[wp-hackers] Counting failed logins
Owen Winkler
ringmaster at midnightcircus.com
Mon Dec 5 15:47:45 GMT 2005
Scott Merrill wrote:
> What would constitute an unauthorized capabilities promotion? That is
> to say, how would your plugin know which promotions were authorized and
> which weren't? Will Armor monitor the entire user's table for
> permissions, and "do something" when the state changes from one
> comparison to the next?
That's pretty much exactly what I had in mind. I was thinking of
possibly limiting it to sensitive capabilities, like edit_users, but I'm
not sure if it wouldn't be better just to watch for general changes and
then alert the admin to them.
Perhaps it could even store a backup of permissions, and in the event of
an unauthorized change, email the stored admin with a URL to reverse
those changes. I'm dreaming up features, here.
> Should there be a record of security events stored in the database, so
> that an admin can review recent activity from inside the blog? I don't
> know that it has much long-term value, but I know I generally despise
> getting email from my blog. A long-running attack on a blog might serve
> as a DoS against the admin's email account, too. Yuck.

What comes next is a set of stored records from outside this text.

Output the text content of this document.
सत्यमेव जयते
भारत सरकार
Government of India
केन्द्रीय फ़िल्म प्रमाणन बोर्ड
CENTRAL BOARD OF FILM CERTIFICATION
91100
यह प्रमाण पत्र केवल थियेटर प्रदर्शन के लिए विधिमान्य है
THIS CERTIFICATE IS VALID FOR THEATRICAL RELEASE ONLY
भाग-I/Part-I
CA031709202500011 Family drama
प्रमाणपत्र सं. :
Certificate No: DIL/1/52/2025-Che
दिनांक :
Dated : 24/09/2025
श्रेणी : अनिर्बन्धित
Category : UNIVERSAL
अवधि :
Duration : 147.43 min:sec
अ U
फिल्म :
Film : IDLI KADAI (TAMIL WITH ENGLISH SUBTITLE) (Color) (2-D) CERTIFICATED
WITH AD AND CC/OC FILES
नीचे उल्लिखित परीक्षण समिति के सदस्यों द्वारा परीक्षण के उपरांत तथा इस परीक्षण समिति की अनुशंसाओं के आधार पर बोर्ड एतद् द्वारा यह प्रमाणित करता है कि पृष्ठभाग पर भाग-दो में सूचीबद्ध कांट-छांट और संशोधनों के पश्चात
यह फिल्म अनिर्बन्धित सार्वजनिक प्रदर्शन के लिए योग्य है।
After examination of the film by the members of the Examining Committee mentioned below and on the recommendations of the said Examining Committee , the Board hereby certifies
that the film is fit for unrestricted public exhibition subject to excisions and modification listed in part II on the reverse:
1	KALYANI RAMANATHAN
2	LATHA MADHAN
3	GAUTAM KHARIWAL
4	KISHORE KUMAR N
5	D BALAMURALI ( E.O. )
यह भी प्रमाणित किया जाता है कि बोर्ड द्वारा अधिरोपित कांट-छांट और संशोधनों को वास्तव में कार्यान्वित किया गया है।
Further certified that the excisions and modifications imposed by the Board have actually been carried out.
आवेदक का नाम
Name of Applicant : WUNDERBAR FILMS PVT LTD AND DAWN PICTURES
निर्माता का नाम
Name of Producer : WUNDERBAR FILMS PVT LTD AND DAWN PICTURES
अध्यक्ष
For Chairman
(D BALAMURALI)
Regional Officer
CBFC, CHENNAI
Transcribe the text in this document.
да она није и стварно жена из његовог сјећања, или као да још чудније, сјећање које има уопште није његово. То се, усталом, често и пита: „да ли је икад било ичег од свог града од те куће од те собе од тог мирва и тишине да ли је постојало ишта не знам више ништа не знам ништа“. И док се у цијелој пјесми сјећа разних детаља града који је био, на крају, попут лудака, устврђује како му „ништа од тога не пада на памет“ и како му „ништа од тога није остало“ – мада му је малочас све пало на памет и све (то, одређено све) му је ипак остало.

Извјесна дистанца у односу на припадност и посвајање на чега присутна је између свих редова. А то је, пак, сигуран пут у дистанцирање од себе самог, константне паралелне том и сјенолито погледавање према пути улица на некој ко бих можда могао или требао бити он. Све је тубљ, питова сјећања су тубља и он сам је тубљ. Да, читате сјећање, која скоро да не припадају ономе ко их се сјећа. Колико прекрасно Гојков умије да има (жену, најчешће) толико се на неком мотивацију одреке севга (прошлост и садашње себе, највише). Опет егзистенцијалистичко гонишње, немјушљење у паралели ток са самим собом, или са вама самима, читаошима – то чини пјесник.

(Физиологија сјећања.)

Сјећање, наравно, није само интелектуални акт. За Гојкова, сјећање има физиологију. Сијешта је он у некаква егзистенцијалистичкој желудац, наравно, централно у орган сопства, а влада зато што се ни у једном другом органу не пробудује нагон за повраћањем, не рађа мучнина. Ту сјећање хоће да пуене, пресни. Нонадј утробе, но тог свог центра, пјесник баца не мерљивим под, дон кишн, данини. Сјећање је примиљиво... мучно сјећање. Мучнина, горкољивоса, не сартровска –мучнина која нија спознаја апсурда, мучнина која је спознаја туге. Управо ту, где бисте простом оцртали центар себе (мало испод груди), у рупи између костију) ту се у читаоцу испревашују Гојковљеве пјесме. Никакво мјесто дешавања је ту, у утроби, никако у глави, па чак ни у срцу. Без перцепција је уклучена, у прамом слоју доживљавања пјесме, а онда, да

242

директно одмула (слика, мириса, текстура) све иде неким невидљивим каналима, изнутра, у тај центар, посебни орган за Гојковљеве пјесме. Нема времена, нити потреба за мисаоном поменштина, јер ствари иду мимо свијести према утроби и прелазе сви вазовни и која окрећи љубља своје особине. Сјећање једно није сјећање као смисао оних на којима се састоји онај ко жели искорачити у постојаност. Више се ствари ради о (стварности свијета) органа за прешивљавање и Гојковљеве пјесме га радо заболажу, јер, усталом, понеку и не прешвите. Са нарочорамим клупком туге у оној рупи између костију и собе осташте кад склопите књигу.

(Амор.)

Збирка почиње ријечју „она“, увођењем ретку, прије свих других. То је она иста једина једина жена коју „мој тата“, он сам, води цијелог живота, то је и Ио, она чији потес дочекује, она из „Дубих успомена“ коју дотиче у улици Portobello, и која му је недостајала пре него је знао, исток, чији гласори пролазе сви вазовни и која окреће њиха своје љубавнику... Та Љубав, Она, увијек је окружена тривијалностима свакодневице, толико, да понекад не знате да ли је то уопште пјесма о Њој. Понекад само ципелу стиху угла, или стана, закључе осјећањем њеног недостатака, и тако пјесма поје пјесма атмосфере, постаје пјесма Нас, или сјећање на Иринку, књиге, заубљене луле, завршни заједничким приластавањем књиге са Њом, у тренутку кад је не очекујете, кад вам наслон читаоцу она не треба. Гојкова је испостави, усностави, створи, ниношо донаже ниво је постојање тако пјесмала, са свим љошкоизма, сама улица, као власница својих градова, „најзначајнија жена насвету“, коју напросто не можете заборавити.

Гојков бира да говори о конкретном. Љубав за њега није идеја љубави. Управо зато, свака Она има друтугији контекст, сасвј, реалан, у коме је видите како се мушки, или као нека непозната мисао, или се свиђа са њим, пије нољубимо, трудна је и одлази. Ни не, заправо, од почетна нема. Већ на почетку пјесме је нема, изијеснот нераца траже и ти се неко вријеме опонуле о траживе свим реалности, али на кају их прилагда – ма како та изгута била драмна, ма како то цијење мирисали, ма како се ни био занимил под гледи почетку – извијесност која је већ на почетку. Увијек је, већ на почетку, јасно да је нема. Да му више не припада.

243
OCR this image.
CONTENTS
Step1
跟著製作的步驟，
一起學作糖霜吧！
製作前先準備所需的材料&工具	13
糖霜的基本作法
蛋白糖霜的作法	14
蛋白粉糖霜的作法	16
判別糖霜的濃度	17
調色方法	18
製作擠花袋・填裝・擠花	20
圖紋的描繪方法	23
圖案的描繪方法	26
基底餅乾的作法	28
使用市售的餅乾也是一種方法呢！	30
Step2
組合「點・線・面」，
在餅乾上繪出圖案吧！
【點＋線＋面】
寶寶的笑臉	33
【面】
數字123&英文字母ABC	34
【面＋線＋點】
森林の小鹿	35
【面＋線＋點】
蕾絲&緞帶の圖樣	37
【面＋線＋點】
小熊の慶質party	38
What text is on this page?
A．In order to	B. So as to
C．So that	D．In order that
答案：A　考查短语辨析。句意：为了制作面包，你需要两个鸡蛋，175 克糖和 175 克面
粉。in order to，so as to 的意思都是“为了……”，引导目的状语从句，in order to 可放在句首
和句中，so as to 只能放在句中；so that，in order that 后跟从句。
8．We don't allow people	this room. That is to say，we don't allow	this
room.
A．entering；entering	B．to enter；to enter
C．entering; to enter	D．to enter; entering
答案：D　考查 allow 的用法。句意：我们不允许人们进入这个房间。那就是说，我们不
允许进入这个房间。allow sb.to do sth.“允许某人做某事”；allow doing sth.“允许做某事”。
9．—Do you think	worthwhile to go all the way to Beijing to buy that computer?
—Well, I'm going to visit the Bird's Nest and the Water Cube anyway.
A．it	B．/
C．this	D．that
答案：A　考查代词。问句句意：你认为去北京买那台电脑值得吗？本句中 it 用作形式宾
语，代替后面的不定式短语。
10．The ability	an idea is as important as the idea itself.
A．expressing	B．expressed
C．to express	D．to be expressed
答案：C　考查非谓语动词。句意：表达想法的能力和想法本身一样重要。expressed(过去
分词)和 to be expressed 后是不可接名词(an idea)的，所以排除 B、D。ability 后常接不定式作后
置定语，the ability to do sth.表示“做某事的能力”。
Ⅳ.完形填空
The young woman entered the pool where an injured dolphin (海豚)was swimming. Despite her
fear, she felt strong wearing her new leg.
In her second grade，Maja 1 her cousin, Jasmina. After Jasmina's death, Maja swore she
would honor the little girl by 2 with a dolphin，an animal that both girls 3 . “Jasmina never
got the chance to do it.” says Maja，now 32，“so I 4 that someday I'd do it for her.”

Yeah, I'm not crazy about emails either. Actually, I hacked that into
this plugin when I saw Podz's message.
A rolling log would be easy to keep for a preset number of days/events.
It would be simple enough to view, too.
A comprehensive logger would also allow you to specify IPs to blcok
based on logged activities. So if someone tried to hack a login or
somehow succeeded in changing security credentials, an admin could click
a button to block all further access (via a scripted 412, or maybe a 402
;) ) from that IP. That could be part of the plugin, too, a
general-purpose IP-blocker with progressive settings like time-delay,
easy netblock selection, error code selection, etc.